To ensure the success of his magazines, Enninful had to think creatively about working with advertisers. Rather than just selling them banner ads or print pages, he’s been focused on finding other ways to collaborate. “The advertising system needed to be disrupted, and I’ve been doing this my whole career,” he says.

He’s bringing this same approach to 72. For the first issue, there isn’t a single page of advertising. Instead, he creates bespoke partnerships with each brand that involves things like in-person events, podcasts, videos, and even products.
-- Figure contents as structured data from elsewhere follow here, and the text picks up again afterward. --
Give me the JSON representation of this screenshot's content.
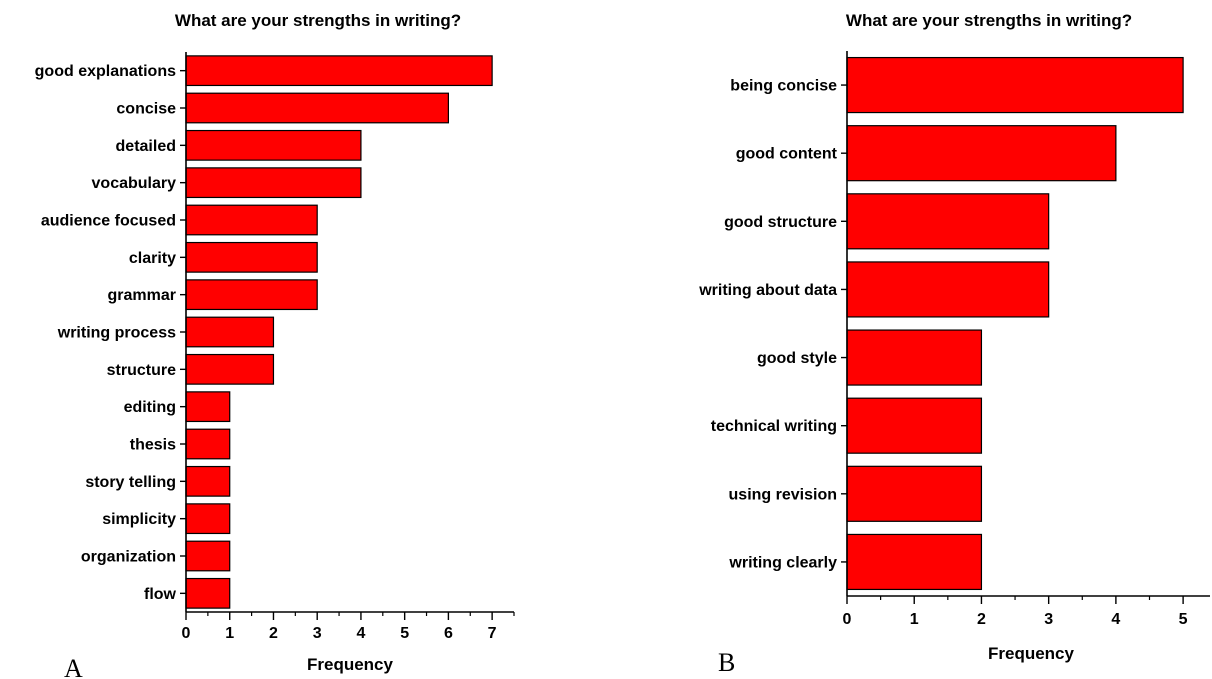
{
  "chart_data": [
    {
      "type": "bar",
      "orientation": "horizontal",
      "panel_label": "A",
      "title": "What are your strengths in writing?",
      "xlabel": "Frequency",
      "ylabel": "",
      "xlim": [
        0,
        7.5
      ],
      "xticks": [
        0,
        1,
        2,
        3,
        4,
        5,
        6,
        7
      ],
      "categories": [
        "good explanations",
        "concise",
        "detailed",
        "vocabulary",
        "audience focused",
        "clarity",
        "grammar",
        "writing process",
        "structure",
        "editing",
        "thesis",
        "story telling",
        "simplicity",
        "organization",
        "flow"
      ],
      "values": [
        7,
        6,
        4,
        4,
        3,
        3,
        3,
        2,
        2,
        1,
        1,
        1,
        1,
        1,
        1
      ],
      "bar_color": "#ff0000",
      "grid": false
    },
    {
      "type": "bar",
      "orientation": "horizontal",
      "panel_label": "B",
      "title": "What are your strengths in writing?",
      "xlabel": "Frequency",
      "ylabel": "",
      "xlim": [
        0,
        5.4
      ],
      "xticks": [
        0,
        1,
        2,
        3,
        4,
        5
      ],
      "categories": [
        "being concise",
        "good content",
        "good structure",
        "writing about data",
        "good style",
        "technical writing",
        "using revision",
        "writing clearly"
      ],
      "values": [
        5,
        4,
        3,
        3,
        2,
        2,
        2,
        2
      ],
      "bar_color": "#ff0000",
      "grid": false
    }
  ]
}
For instance, for the magazine’s launch party, 72 partnered with Moncler and Google Shopping, enabling these brands to get in front of some of the most influential people in fashion. “We offer our clients holistic packages that are tailored to their needs.” he says.

While Enninful is the chief creative officer of the company, he has hired a team of experts to run various parts of the business. Simone Oliver (formerly of BET and Refinery29) is the head of content, Sarah Harris (formerly of British Vogue) is the editorial director for both the magazine and website, and Lee Swillingham and Stuart Spalding (founders of the creative agency Suburbia) are co-creative directors of the magazine.
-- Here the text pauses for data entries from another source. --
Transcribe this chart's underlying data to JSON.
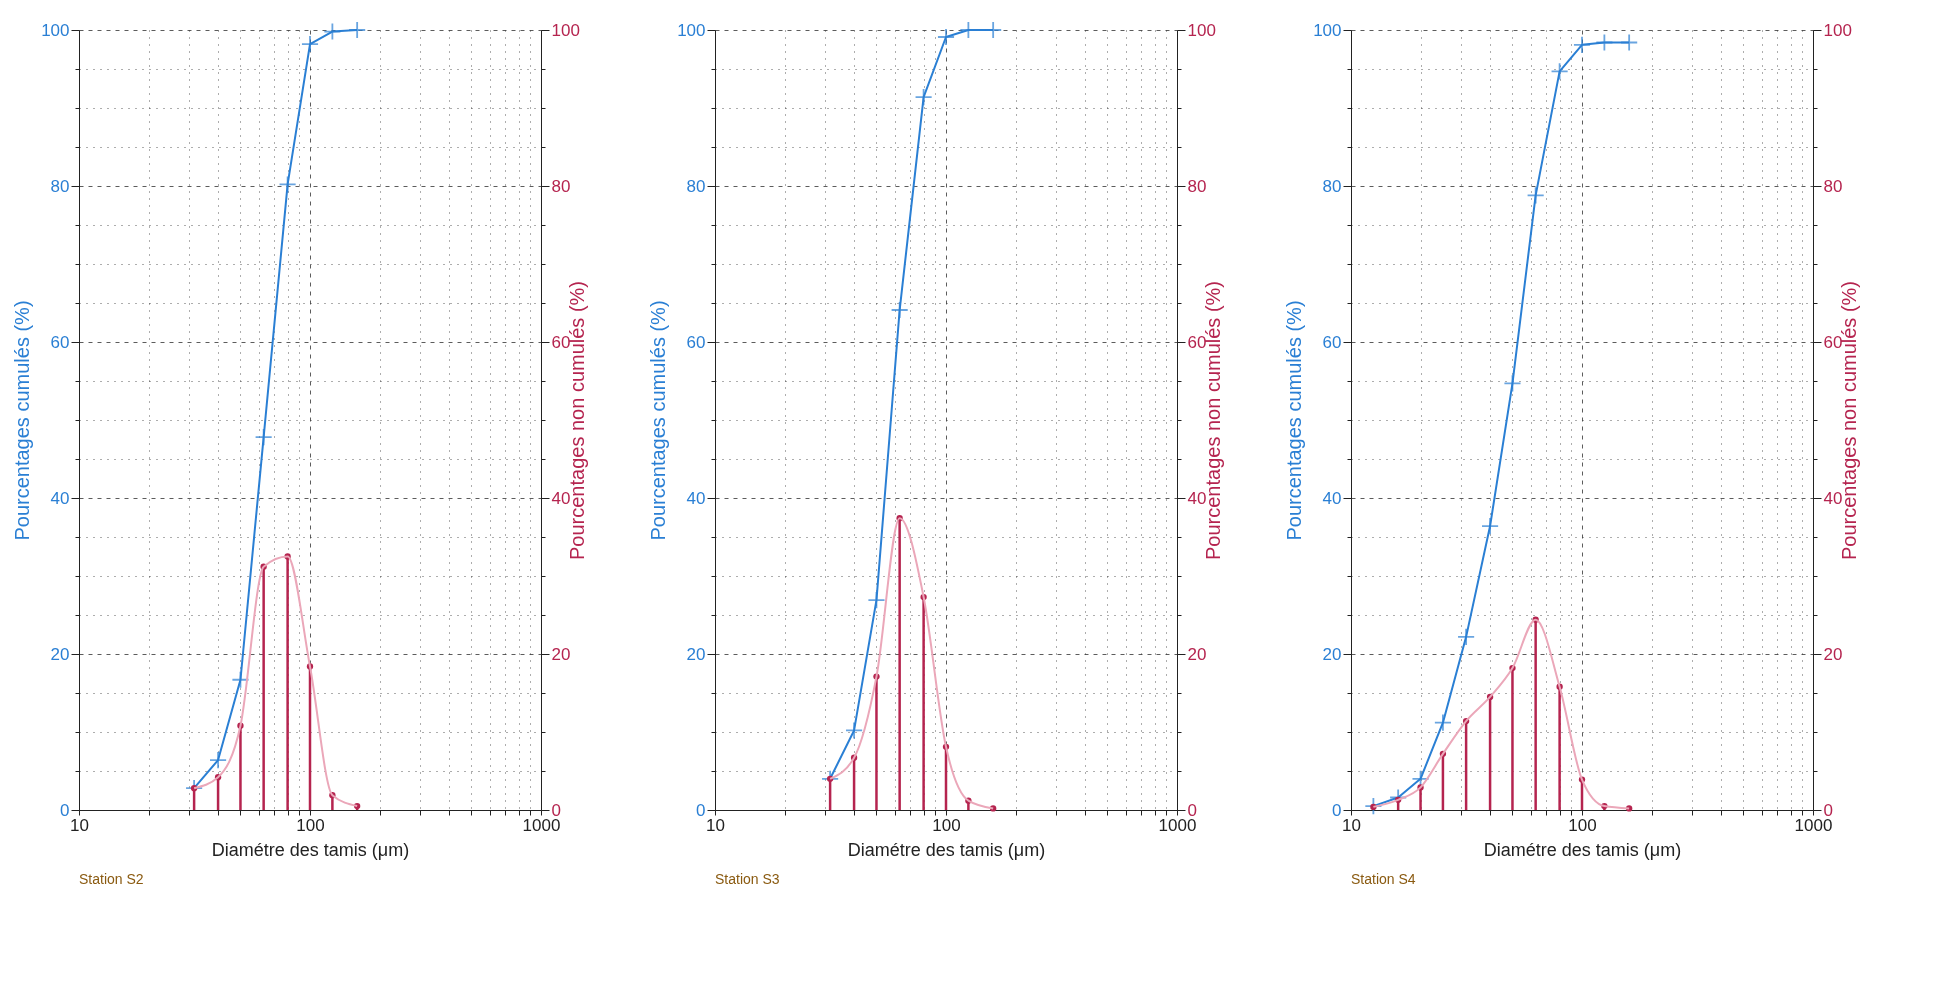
{
  "chart_data": [
    {
      "type": "line",
      "xlabel": "Diamétre des tamis (μm)",
      "ylabel": "Pourcentages cumulés (%)",
      "y2label": "Pourcentages non cumulés (%)",
      "annotations": [
        "Station S2"
      ],
      "log": "x",
      "grid": true,
      "x": [
        31.5,
        40,
        50,
        63,
        80,
        100,
        125,
        160
      ],
      "xlim": [
        10,
        1000
      ],
      "xticks": [
        10,
        {
          "value": 20,
          "label": null
        },
        {
          "value": 30,
          "label": null
        },
        {
          "value": 40,
          "label": null
        },
        {
          "value": 50,
          "label": null
        },
        {
          "value": 60,
          "label": null
        },
        {
          "value": 70,
          "label": null
        },
        {
          "value": 80,
          "label": null
        },
        {
          "value": 90,
          "label": null
        },
        100,
        {
          "value": 200,
          "label": null
        },
        {
          "value": 300,
          "label": null
        },
        {
          "value": 400,
          "label": null
        },
        {
          "value": 500,
          "label": null
        },
        {
          "value": 600,
          "label": null
        },
        {
          "value": 700,
          "label": null
        },
        {
          "value": 800,
          "label": null
        },
        {
          "value": 900,
          "label": null
        },
        1000
      ],
      "ylim": [
        0,
        100
      ],
      "yticks": [
        0,
        {
          "value": 5,
          "label": null
        },
        {
          "value": 10,
          "label": null
        },
        {
          "value": 15,
          "label": null
        },
        20,
        {
          "value": 25,
          "label": null
        },
        {
          "value": 30,
          "label": null
        },
        {
          "value": 35,
          "label": null
        },
        40,
        {
          "value": 45,
          "label": null
        },
        {
          "value": 50,
          "label": null
        },
        {
          "value": 55,
          "label": null
        },
        60,
        {
          "value": 65,
          "label": null
        },
        {
          "value": 70,
          "label": null
        },
        {
          "value": 75,
          "label": null
        },
        80,
        {
          "value": 85,
          "label": null
        },
        {
          "value": 90,
          "label": null
        },
        {
          "value": 95,
          "label": null
        },
        100
      ],
      "y2lim": [
        0,
        100
      ],
      "y2ticks": [
        0,
        {
          "value": 5,
          "label": null
        },
        {
          "value": 10,
          "label": null
        },
        {
          "value": 15,
          "label": null
        },
        20,
        {
          "value": 25,
          "label": null
        },
        {
          "value": 30,
          "label": null
        },
        {
          "value": 35,
          "label": null
        },
        40,
        {
          "value": 45,
          "label": null
        },
        {
          "value": 50,
          "label": null
        },
        {
          "value": 55,
          "label": null
        },
        60,
        {
          "value": 65,
          "label": null
        },
        {
          "value": 70,
          "label": null
        },
        {
          "value": 75,
          "label": null
        },
        80,
        {
          "value": 85,
          "label": null
        },
        {
          "value": 90,
          "label": null
        },
        {
          "value": 95,
          "label": null
        },
        100
      ],
      "series": [
        {
          "type": "line",
          "color": "#2a7fd4",
          "marker": "cross",
          "values": [
            2.8,
            6.4,
            16.7,
            47.8,
            80.2,
            98.2,
            99.8,
            100
          ]
        },
        {
          "type": "lollipop",
          "axis": "y2",
          "color": "#b5244f",
          "values": [
            2.8,
            4.2,
            10.8,
            31.2,
            32.5,
            18.4,
            1.9,
            0.5
          ]
        },
        {
          "type": "line",
          "axis": "y2",
          "color": "#eba7b9",
          "values": [
            2.8,
            4.2,
            10.8,
            31.2,
            32.5,
            18.4,
            1.9,
            0.5
          ]
        }
      ]
    },
    {
      "type": "line",
      "xlabel": "Diamétre des tamis (μm)",
      "ylabel": "Pourcentages cumulés (%)",
      "y2label": "Pourcentages non cumulés (%)",
      "annotations": [
        "Station S3"
      ],
      "log": "x",
      "grid": true,
      "x": [
        31.5,
        40,
        50,
        63,
        80,
        100,
        125,
        160
      ],
      "xlim": [
        10,
        1000
      ],
      "xticks": [
        10,
        {
          "value": 20,
          "label": null
        },
        {
          "value": 30,
          "label": null
        },
        {
          "value": 40,
          "label": null
        },
        {
          "value": 50,
          "label": null
        },
        {
          "value": 60,
          "label": null
        },
        {
          "value": 70,
          "label": null
        },
        {
          "value": 80,
          "label": null
        },
        {
          "value": 90,
          "label": null
        },
        100,
        {
          "value": 200,
          "label": null
        },
        {
          "value": 300,
          "label": null
        },
        {
          "value": 400,
          "label": null
        },
        {
          "value": 500,
          "label": null
        },
        {
          "value": 600,
          "label": null
        },
        {
          "value": 700,
          "label": null
        },
        {
          "value": 800,
          "label": null
        },
        {
          "value": 900,
          "label": null
        },
        1000
      ],
      "ylim": [
        0,
        100
      ],
      "yticks": [
        0,
        {
          "value": 5,
          "label": null
        },
        {
          "value": 10,
          "label": null
        },
        {
          "value": 15,
          "label": null
        },
        20,
        {
          "value": 25,
          "label": null
        },
        {
          "value": 30,
          "label": null
        },
        {
          "value": 35,
          "label": null
        },
        40,
        {
          "value": 45,
          "label": null
        },
        {
          "value": 50,
          "label": null
        },
        {
          "value": 55,
          "label": null
        },
        60,
        {
          "value": 65,
          "label": null
        },
        {
          "value": 70,
          "label": null
        },
        {
          "value": 75,
          "label": null
        },
        80,
        {
          "value": 85,
          "label": null
        },
        {
          "value": 90,
          "label": null
        },
        {
          "value": 95,
          "label": null
        },
        100
      ],
      "y2lim": [
        0,
        100
      ],
      "y2ticks": [
        0,
        {
          "value": 5,
          "label": null
        },
        {
          "value": 10,
          "label": null
        },
        {
          "value": 15,
          "label": null
        },
        20,
        {
          "value": 25,
          "label": null
        },
        {
          "value": 30,
          "label": null
        },
        {
          "value": 35,
          "label": null
        },
        40,
        {
          "value": 45,
          "label": null
        },
        {
          "value": 50,
          "label": null
        },
        {
          "value": 55,
          "label": null
        },
        60,
        {
          "value": 65,
          "label": null
        },
        {
          "value": 70,
          "label": null
        },
        {
          "value": 75,
          "label": null
        },
        80,
        {
          "value": 85,
          "label": null
        },
        {
          "value": 90,
          "label": null
        },
        {
          "value": 95,
          "label": null
        },
        100
      ],
      "series": [
        {
          "type": "line",
          "color": "#2a7fd4",
          "marker": "cross",
          "values": [
            4.0,
            10.2,
            26.9,
            64.1,
            91.4,
            99.1,
            100,
            100
          ]
        },
        {
          "type": "lollipop",
          "axis": "y2",
          "color": "#b5244f",
          "values": [
            4.0,
            6.7,
            17.1,
            37.4,
            27.3,
            8.1,
            1.2,
            0.2
          ]
        },
        {
          "type": "line",
          "axis": "y2",
          "color": "#eba7b9",
          "values": [
            4.0,
            6.7,
            17.1,
            37.4,
            27.3,
            8.1,
            1.2,
            0.2
          ]
        }
      ]
    },
    {
      "type": "line",
      "xlabel": "Diamétre des tamis (μm)",
      "ylabel": "Pourcentages cumulés (%)",
      "y2label": "Pourcentages non cumulés (%)",
      "annotations": [
        "Station S4"
      ],
      "log": "x",
      "grid": true,
      "x": [
        12.5,
        16,
        20,
        25,
        31.5,
        40,
        50,
        63,
        80,
        100,
        125,
        160
      ],
      "xlim": [
        10,
        1000
      ],
      "xticks": [
        10,
        {
          "value": 20,
          "label": null
        },
        {
          "value": 30,
          "label": null
        },
        {
          "value": 40,
          "label": null
        },
        {
          "value": 50,
          "label": null
        },
        {
          "value": 60,
          "label": null
        },
        {
          "value": 70,
          "label": null
        },
        {
          "value": 80,
          "label": null
        },
        {
          "value": 90,
          "label": null
        },
        100,
        {
          "value": 200,
          "label": null
        },
        {
          "value": 300,
          "label": null
        },
        {
          "value": 400,
          "label": null
        },
        {
          "value": 500,
          "label": null
        },
        {
          "value": 600,
          "label": null
        },
        {
          "value": 700,
          "label": null
        },
        {
          "value": 800,
          "label": null
        },
        {
          "value": 900,
          "label": null
        },
        1000
      ],
      "ylim": [
        0,
        100
      ],
      "yticks": [
        0,
        {
          "value": 5,
          "label": null
        },
        {
          "value": 10,
          "label": null
        },
        {
          "value": 15,
          "label": null
        },
        20,
        {
          "value": 25,
          "label": null
        },
        {
          "value": 30,
          "label": null
        },
        {
          "value": 35,
          "label": null
        },
        40,
        {
          "value": 45,
          "label": null
        },
        {
          "value": 50,
          "label": null
        },
        {
          "value": 55,
          "label": null
        },
        60,
        {
          "value": 65,
          "label": null
        },
        {
          "value": 70,
          "label": null
        },
        {
          "value": 75,
          "label": null
        },
        80,
        {
          "value": 85,
          "label": null
        },
        {
          "value": 90,
          "label": null
        },
        {
          "value": 95,
          "label": null
        },
        100
      ],
      "y2lim": [
        0,
        100
      ],
      "y2ticks": [
        0,
        {
          "value": 5,
          "label": null
        },
        {
          "value": 10,
          "label": null
        },
        {
          "value": 15,
          "label": null
        },
        20,
        {
          "value": 25,
          "label": null
        },
        {
          "value": 30,
          "label": null
        },
        {
          "value": 35,
          "label": null
        },
        40,
        {
          "value": 45,
          "label": null
        },
        {
          "value": 50,
          "label": null
        },
        {
          "value": 55,
          "label": null
        },
        60,
        {
          "value": 65,
          "label": null
        },
        {
          "value": 70,
          "label": null
        },
        {
          "value": 75,
          "label": null
        },
        80,
        {
          "value": 85,
          "label": null
        },
        {
          "value": 90,
          "label": null
        },
        {
          "value": 95,
          "label": null
        },
        100
      ],
      "series": [
        {
          "type": "line",
          "color": "#2a7fd4",
          "marker": "cross",
          "values": [
            0.5,
            1.6,
            4.0,
            11.2,
            22.2,
            36.4,
            54.7,
            78.8,
            94.7,
            98.1,
            98.4,
            98.4
          ]
        },
        {
          "type": "lollipop",
          "axis": "y2",
          "color": "#b5244f",
          "values": [
            0.4,
            1.3,
            2.9,
            7.2,
            11.4,
            14.5,
            18.2,
            24.4,
            15.8,
            3.9,
            0.5,
            0.2
          ]
        },
        {
          "type": "line",
          "axis": "y2",
          "color": "#eba7b9",
          "values": [
            0.4,
            1.3,
            2.9,
            7.2,
            11.4,
            14.5,
            18.2,
            24.4,
            15.8,
            3.9,
            0.5,
            0.2
          ]
        }
      ]
    }
  ]
}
EE72 will also have another revenue stream in the form of a consulting wing that works directly with brands to advise them on how to be relevant in this cultural environment. “This takes the pressure off the magazine,” he says. “For the magazine, we can just focus on creating really excellent journalism and beautiful art rather than the needs of the advertisers.”

More Diversity

But to succeed as a magazine, you need more than just strong advertising revenue. You also need a fresh and relevant point of view. Over the course of the last two decades, Enninful—whose family moved from Ghana to London when he was a child—has done this by bringing diversity to the notoriously exclusive fashion industry.

Throughout his career, he’s focused on highlighting the importance of inclusivity. In 2017, after President Trump was elected the first time, Enninful brought together 80 prominent members of the fashion industry to create a video called, “I Am An Immigrant.” In 2019, he used the September issue of British Vogue to spotlight 15 female trailblazers including Greta Thunberg. (The issue was guest-edited by Meghan Markle.)
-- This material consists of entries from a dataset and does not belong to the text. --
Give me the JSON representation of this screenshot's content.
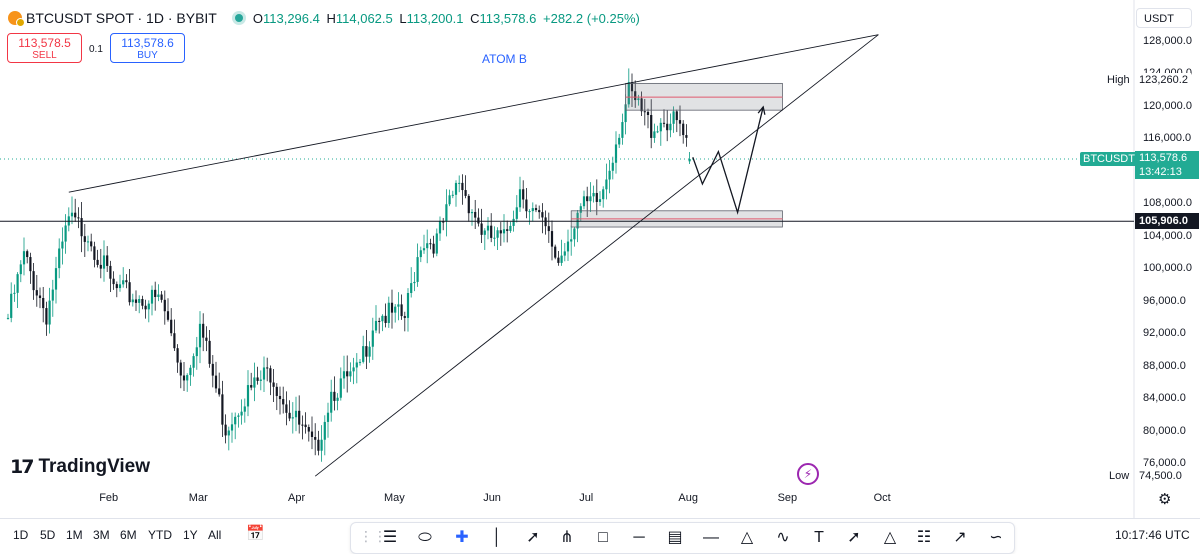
{
  "header": {
    "symbol_title": "BTCUSDT SPOT · 1D · BYBIT",
    "open_label": "O",
    "open": "113,296.4",
    "high_label": "H",
    "high": "114,062.5",
    "low_label": "L",
    "low": "113,200.1",
    "close_label": "C",
    "close": "113,578.6",
    "change": "+282.2 (+0.25%)"
  },
  "trade": {
    "sell_price": "113,578.5",
    "sell_label": "SELL",
    "spread": "0.1",
    "buy_price": "113,578.6",
    "buy_label": "BUY"
  },
  "annotation": "ATOM B",
  "currency": "USDT",
  "colors": {
    "up": "#089981",
    "down": "#131722",
    "price_tag": "#22ab94",
    "sell": "#f23645",
    "buy": "#2962ff",
    "zone_line": "#e05a6d"
  },
  "price_scale": {
    "ticks": [
      "128,000.0",
      "124,000.0",
      "120,000.0",
      "116,000.0",
      "108,000.0",
      "104,000.0",
      "100,000.0",
      "96,000.0",
      "92,000.0",
      "88,000.0",
      "84,000.0",
      "80,000.0",
      "76,000.0"
    ],
    "high_label": "High",
    "high_value": "123,260.2",
    "low_label": "Low",
    "low_value": "74,500.0",
    "symbol_tag": "BTCUSDT",
    "last_price": "113,578.6",
    "countdown": "13:42:13",
    "hline_value": "105,906.0"
  },
  "time_scale": {
    "ticks": [
      "Feb",
      "Mar",
      "Apr",
      "May",
      "Jun",
      "Jul",
      "Aug",
      "Sep",
      "Oct"
    ]
  },
  "logo": {
    "text": "TradingView"
  },
  "bottom_bar": {
    "ranges": [
      "1D",
      "5D",
      "1M",
      "3M",
      "6M",
      "YTD",
      "1Y",
      "All"
    ],
    "clock": "10:17:46 UTC"
  },
  "drawing_tools": [
    "horizontal-lines-icon",
    "ellipse-icon",
    "crosshair-icon",
    "vertical-line-icon",
    "trend-line-icon",
    "pitchfork-icon",
    "rectangle-icon",
    "horizontal-ray-icon",
    "parallel-channel-icon",
    "horizontal-line-icon",
    "triangle-icon",
    "zigzag-icon",
    "text-icon",
    "arrow-marker-icon",
    "pattern-icon",
    "long-position-icon",
    "arrow-icon",
    "path-icon"
  ],
  "chart_data": {
    "type": "candlestick",
    "x_start": "2025-01-01",
    "ylim": [
      73000,
      129500
    ],
    "x_ticks": [
      "Feb",
      "Mar",
      "Apr",
      "May",
      "Jun",
      "Jul",
      "Aug",
      "Sep",
      "Oct"
    ],
    "y_ticks": [
      128000,
      124000,
      120000,
      116000,
      108000,
      104000,
      100000,
      96000,
      92000,
      88000,
      84000,
      80000,
      76000
    ],
    "anchors": [
      [
        "2025-01-01",
        94000
      ],
      [
        "2025-01-06",
        101500
      ],
      [
        "2025-01-13",
        94500
      ],
      [
        "2025-01-20",
        106000
      ],
      [
        "2025-01-26",
        104500
      ],
      [
        "2025-02-03",
        97500
      ],
      [
        "2025-02-10",
        96500
      ],
      [
        "2025-02-18",
        96000
      ],
      [
        "2025-02-25",
        86500
      ],
      [
        "2025-03-02",
        93000
      ],
      [
        "2025-03-10",
        80500
      ],
      [
        "2025-03-15",
        84000
      ],
      [
        "2025-03-24",
        87500
      ],
      [
        "2025-03-30",
        82500
      ],
      [
        "2025-04-07",
        77500
      ],
      [
        "2025-04-12",
        85000
      ],
      [
        "2025-04-20",
        87000
      ],
      [
        "2025-04-26",
        94500
      ],
      [
        "2025-05-05",
        94000
      ],
      [
        "2025-05-10",
        103500
      ],
      [
        "2025-05-15",
        103500
      ],
      [
        "2025-05-22",
        111000
      ],
      [
        "2025-05-30",
        104000
      ],
      [
        "2025-06-05",
        103500
      ],
      [
        "2025-06-10",
        110000
      ],
      [
        "2025-06-18",
        104500
      ],
      [
        "2025-06-22",
        101000
      ],
      [
        "2025-06-28",
        107000
      ],
      [
        "2025-07-05",
        108500
      ],
      [
        "2025-07-11",
        117500
      ],
      [
        "2025-07-14",
        121500
      ],
      [
        "2025-07-21",
        117500
      ],
      [
        "2025-07-25",
        118500
      ],
      [
        "2025-07-30",
        117500
      ],
      [
        "2025-08-02",
        113578.6
      ]
    ],
    "last_candle": {
      "date": "2025-08-02",
      "open": 113296.4,
      "high": 114062.5,
      "low": 113200.1,
      "close": 113578.6
    },
    "price_high": 123260.2,
    "price_low": 74500.0,
    "horizontal_line": 105906.0,
    "trendlines": [
      {
        "from": [
          "2025-01-20",
          109500
        ],
        "to": [
          "2025-09-30",
          128900
        ]
      },
      {
        "from": [
          "2025-04-07",
          74500
        ],
        "to": [
          "2025-09-30",
          128900
        ]
      }
    ],
    "zones": [
      {
        "from": "2025-07-13",
        "to": "2025-08-31",
        "top": 122900,
        "bottom": 119600,
        "mid": 121200
      },
      {
        "from": "2025-06-26",
        "to": "2025-08-31",
        "top": 107200,
        "bottom": 105200,
        "mid": 106200
      }
    ],
    "projection": [
      [
        "2025-08-03",
        113800
      ],
      [
        "2025-08-06",
        110500
      ],
      [
        "2025-08-11",
        114500
      ],
      [
        "2025-08-17",
        107000
      ],
      [
        "2025-08-25",
        120000
      ]
    ]
  }
}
Enninful says he will bring much of the same approach to 72. In many ways, the magazine will be reminiscent of other high-end fashion magazines on the market, including Vogue. We’ll see top designers’ latest collections and read interviews with cultural icons. There will be lavish photo spreads by top photographers. But Enninful will continue to focus on bringing in underrepresented voices and perspectives.

He believes it is particularly important to do this now because “diversity, equity, and inclusion” are under attack not just in the United States, but around the world. Enninful believes that promoting diversity isn’t just a moral issue: It’s good for business. “When you feature diverse people on the cover of the magazine, you attract more people into the eco-system that had previously been ignored,” he says. “Throughout my career, I’ve seen that this is great for business.”

But for all his experience in the magazine business, Enninful believes there’s still a lot to learn because the industry keeps changing. He says one of the most exciting things about starting a brand-new media company is that he has the freedom to experiment. He plans to run the magazine like a startup, instead of being bound to the traditions and systems of legacy media companies. “There’s a reason we didn’t buy an existing magazine title,” he says. “We didn’t want to be stuck with a legacy brand. We wanted something new, young, and agile. We can learn from mistakes, move quickly, and adapt.”

And ultimately, he believes that readers are also looking for something new right now. “Many people are exhausted by what they’re seeing in the media,” he says. “I think it’s a great time to be starting something new.”